RESULTS: Compared with 1H NMR spectra of the normal nude mouse pancreas, the levels of choline, taurine, alanine, isoleucine, leucine, valine, lactate, and glutamic acid of the pancreatic cancer group were increased, whereas an opposite trend for phosphocholine, glycerophosphocholine, and betaine was observed. The ratio of phosphocholine to creatine, and glycerophosphocholine to creatine showed noticeable decrease in the pancreatic cancer group. After further evaluation of the tissue metabolic profile after treatment with three different radiation doses, no significant change in metabolites was observed in the 1H NMR spectra, while the inhibition of tumor growth was in proportion to the radiation doses. However, PCA results showed that the levels of choline and betaine were decreased with the increased radiation dose, and conversely, the level of acetic acid was dramatically increased.
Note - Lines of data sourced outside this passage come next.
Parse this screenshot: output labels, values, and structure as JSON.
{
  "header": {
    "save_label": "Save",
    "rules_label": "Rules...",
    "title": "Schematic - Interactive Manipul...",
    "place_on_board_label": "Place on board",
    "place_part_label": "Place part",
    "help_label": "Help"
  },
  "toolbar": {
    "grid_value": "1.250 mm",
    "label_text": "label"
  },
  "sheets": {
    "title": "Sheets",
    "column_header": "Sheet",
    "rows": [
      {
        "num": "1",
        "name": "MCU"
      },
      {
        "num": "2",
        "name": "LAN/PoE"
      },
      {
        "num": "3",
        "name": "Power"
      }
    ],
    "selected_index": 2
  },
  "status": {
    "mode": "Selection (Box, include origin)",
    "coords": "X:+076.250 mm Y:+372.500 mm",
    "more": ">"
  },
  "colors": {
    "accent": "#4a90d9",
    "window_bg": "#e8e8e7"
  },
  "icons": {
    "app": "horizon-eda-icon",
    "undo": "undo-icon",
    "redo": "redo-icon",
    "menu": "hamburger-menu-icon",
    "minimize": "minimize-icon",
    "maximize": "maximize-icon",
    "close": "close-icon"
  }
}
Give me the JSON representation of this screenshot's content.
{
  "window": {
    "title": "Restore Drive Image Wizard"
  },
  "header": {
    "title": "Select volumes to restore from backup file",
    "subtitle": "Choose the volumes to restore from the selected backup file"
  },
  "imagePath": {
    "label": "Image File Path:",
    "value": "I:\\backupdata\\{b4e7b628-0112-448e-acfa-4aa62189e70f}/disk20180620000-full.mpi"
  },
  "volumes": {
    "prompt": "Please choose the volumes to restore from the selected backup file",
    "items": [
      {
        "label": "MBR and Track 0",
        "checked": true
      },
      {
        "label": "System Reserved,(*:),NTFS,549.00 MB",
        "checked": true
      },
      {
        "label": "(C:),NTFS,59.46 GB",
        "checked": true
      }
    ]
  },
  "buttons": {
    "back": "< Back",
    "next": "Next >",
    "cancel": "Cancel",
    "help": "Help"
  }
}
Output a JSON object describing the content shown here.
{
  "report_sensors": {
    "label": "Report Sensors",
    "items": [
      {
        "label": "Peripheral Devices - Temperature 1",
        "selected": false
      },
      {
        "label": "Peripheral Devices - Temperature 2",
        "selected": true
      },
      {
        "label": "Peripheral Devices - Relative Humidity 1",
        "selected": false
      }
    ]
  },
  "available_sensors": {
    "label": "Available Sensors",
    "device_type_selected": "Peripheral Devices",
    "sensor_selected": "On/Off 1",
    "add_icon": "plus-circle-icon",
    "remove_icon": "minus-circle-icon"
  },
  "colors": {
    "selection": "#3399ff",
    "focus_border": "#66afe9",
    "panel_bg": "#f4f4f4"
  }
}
CONCLUSION: The combined methods were demonstrated to have the potential for allowing early diagnosis and assessment of pancreatic cancer response to radiotherapy.

Keywords: High-resolution magic angle spinning proton magnetic resonance spectroscopy, Principal components analysis, Pancreatic cancer, Radiotherapy

Core tip: In the present study, for the first time to our knowledge, high-resolution magic angle spinning proton magnetic resonance spectroscopy and principal components analysis were combined to highlight metabolite profiles of pancreatic cancer after radiotherapy, by analyzing the correlation between radiotherapy effect and metabolic change, and optimizing the therapeutic scheme. The results showed that metabolic profile changes of pancreatic cancer after radiotherapy were closely correlated with therapeutic effect. The outcome of the study is both interesting and beneficial to pathological research, early diagnosis, and therapy evaluation of pancreatic diseases.